The top overlapping upstream regulators included a number of inflammatory cytokines, such as IL-15 and IL-18. IL-15 has been described as a responsible driver for chronic inflammation in autoimmune diseases and hematological malignancies [20]. Both IL-15 and IL-18 are confirmed targets for antitumor activity [21, 22]. Another factor that promotes survival of leukemogenic cells, Bcl2a1 [23], was also highly expressed, as were Ly6a and Sca-1, which are known as stemness factors for HSPCs.²⁴ The top downregulated genes included anti-inflammatory genes, such as Il-10 [25], and the cytokine-processing factor, Dpp4, which can increase proliferation by prolonging cytokine signaling [26]. Interestingly, Csf3r was among the highest expressed genes in both groups. This is in accordance with the literature showing that G-CSF sensitivity is increased in AML blasts with missense RUNX1 mutations.

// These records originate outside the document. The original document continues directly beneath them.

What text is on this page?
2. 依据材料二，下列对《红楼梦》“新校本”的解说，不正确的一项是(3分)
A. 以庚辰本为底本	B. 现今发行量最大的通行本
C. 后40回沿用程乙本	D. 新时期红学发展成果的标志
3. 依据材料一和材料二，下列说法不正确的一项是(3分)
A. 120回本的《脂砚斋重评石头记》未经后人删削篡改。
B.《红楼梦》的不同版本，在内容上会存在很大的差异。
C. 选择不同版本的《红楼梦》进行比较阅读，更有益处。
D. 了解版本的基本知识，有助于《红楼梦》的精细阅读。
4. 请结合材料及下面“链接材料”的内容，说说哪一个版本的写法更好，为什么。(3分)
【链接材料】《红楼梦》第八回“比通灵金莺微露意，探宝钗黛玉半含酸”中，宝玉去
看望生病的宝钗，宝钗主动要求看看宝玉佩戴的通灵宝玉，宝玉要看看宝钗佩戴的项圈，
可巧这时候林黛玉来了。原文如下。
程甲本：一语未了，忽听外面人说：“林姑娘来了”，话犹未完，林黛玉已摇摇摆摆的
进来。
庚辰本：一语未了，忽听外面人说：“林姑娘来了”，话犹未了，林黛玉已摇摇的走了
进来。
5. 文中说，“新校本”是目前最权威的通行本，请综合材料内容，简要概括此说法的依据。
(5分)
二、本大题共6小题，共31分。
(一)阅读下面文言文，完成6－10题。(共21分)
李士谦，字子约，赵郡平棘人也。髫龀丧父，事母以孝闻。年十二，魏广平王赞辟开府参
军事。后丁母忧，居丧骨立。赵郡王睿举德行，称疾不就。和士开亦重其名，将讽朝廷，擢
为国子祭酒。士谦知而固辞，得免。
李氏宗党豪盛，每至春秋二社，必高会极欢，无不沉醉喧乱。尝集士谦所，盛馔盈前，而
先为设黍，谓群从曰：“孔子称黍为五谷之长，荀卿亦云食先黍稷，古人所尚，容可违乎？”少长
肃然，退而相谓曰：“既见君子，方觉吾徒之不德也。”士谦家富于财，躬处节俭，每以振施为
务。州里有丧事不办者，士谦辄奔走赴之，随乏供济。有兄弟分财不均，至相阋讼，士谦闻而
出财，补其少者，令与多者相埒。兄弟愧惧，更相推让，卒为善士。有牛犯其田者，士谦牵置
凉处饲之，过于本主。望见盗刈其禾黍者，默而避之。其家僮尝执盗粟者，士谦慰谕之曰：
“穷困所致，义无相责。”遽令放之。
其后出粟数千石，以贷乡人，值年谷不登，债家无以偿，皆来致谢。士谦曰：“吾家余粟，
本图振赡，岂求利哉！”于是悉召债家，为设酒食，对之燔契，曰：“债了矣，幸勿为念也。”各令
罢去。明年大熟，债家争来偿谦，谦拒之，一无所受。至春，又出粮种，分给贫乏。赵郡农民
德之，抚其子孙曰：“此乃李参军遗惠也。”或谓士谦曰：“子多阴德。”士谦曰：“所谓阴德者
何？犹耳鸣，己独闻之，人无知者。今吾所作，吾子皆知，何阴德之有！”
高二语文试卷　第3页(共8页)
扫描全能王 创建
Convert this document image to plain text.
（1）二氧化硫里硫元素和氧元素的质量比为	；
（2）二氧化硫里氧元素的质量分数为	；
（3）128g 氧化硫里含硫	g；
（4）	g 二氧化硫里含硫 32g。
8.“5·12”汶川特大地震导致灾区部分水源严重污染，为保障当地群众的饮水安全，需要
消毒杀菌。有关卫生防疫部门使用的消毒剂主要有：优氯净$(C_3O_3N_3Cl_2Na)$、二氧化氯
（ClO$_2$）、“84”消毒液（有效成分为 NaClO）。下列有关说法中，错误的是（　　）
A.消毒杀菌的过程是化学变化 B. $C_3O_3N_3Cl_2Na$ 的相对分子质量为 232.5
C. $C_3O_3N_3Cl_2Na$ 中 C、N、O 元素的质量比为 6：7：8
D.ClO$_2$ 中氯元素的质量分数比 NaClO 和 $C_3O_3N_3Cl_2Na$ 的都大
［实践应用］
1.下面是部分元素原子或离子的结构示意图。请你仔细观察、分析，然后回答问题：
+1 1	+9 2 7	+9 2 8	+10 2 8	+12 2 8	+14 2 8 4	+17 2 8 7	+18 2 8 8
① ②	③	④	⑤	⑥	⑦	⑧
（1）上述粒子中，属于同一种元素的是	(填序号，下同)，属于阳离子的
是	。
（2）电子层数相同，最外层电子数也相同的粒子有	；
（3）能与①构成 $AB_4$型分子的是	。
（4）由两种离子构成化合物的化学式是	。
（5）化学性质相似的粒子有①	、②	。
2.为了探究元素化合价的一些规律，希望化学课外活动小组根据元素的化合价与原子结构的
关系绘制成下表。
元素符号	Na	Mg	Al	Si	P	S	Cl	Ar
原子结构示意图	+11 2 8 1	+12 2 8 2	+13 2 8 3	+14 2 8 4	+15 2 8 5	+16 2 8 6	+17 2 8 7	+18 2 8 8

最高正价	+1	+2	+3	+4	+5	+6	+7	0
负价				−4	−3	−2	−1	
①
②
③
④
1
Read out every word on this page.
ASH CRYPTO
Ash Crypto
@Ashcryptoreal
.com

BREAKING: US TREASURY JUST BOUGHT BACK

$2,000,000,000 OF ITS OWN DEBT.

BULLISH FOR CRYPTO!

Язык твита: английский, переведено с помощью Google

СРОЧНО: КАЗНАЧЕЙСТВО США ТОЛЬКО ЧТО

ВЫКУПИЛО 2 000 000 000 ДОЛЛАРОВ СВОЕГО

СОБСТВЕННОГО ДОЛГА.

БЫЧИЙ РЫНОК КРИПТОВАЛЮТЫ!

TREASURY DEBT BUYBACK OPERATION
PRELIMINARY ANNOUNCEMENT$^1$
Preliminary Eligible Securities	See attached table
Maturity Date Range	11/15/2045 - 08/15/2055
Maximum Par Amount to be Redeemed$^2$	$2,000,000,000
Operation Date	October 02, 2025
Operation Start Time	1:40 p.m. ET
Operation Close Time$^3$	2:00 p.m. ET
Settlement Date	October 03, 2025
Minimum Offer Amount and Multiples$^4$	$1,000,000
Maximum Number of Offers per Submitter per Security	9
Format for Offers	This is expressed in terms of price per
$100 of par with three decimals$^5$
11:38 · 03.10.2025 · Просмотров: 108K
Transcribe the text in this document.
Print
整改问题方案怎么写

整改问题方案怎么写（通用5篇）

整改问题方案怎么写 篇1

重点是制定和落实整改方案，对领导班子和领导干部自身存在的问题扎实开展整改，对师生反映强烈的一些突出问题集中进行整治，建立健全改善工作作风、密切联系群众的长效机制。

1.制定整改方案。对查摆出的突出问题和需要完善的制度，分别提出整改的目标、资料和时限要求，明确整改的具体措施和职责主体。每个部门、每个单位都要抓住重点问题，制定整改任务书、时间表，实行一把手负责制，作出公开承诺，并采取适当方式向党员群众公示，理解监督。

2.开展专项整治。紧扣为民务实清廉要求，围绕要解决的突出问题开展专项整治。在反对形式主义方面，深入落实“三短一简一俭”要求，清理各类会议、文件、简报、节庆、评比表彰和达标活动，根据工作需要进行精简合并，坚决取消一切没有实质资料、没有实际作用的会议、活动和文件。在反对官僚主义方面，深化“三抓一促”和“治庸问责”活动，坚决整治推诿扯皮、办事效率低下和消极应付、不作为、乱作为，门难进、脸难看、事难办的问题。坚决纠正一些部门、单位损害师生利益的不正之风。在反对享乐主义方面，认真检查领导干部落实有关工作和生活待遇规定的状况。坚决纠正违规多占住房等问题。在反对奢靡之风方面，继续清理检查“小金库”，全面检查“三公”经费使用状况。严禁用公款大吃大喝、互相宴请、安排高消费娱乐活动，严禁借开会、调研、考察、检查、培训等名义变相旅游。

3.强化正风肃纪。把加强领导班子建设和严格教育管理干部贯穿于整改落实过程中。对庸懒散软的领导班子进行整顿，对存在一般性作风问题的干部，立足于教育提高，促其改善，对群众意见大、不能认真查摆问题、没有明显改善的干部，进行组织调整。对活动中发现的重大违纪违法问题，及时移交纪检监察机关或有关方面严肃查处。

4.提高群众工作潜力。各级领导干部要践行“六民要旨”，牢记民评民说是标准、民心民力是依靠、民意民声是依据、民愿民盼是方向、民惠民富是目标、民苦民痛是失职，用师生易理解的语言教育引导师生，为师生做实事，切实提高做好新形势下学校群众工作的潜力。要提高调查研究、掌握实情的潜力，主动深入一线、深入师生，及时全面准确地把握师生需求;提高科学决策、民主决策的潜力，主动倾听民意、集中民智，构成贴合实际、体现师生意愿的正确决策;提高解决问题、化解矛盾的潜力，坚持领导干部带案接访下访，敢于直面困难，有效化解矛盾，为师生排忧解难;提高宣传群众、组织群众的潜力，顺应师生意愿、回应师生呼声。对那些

We used the ISMARA [27] web tool to analyze the transcription factor binding motifs enriched among the differentially expressed genes. We found that the most highly enriched motif was Irf2_Irf1_Irf8_Irf9_Irf7 (z-value 4.564), which corresponds to the interferon regulatory factors. This indicates that an interferon-related change in inflammation signaling is responsible for at least some of the observed gene expression differences. The Stat2 motif was significantly correlated with the expression signature (z-value 2.707), and we observed significant activation of the Klf4_Sp3 (z-value 2.349) and Mecp-2 (z-value 2.627) transcription factor binding motifs known to be associated with AML or MDS, but significant downregulation of the Max–Mycn motif (z-value 2.016), upon transduction of d715 Csf3r lin⁻ cells with RUNX1 mutants (Suppl. Fig. 5A). Finally, our inferred activity analysis of each motif revealed that there was a high degree of similarity in the significantly activated motifs associated with the two different RUNX1 mutants (Suppl. Fig. 5B).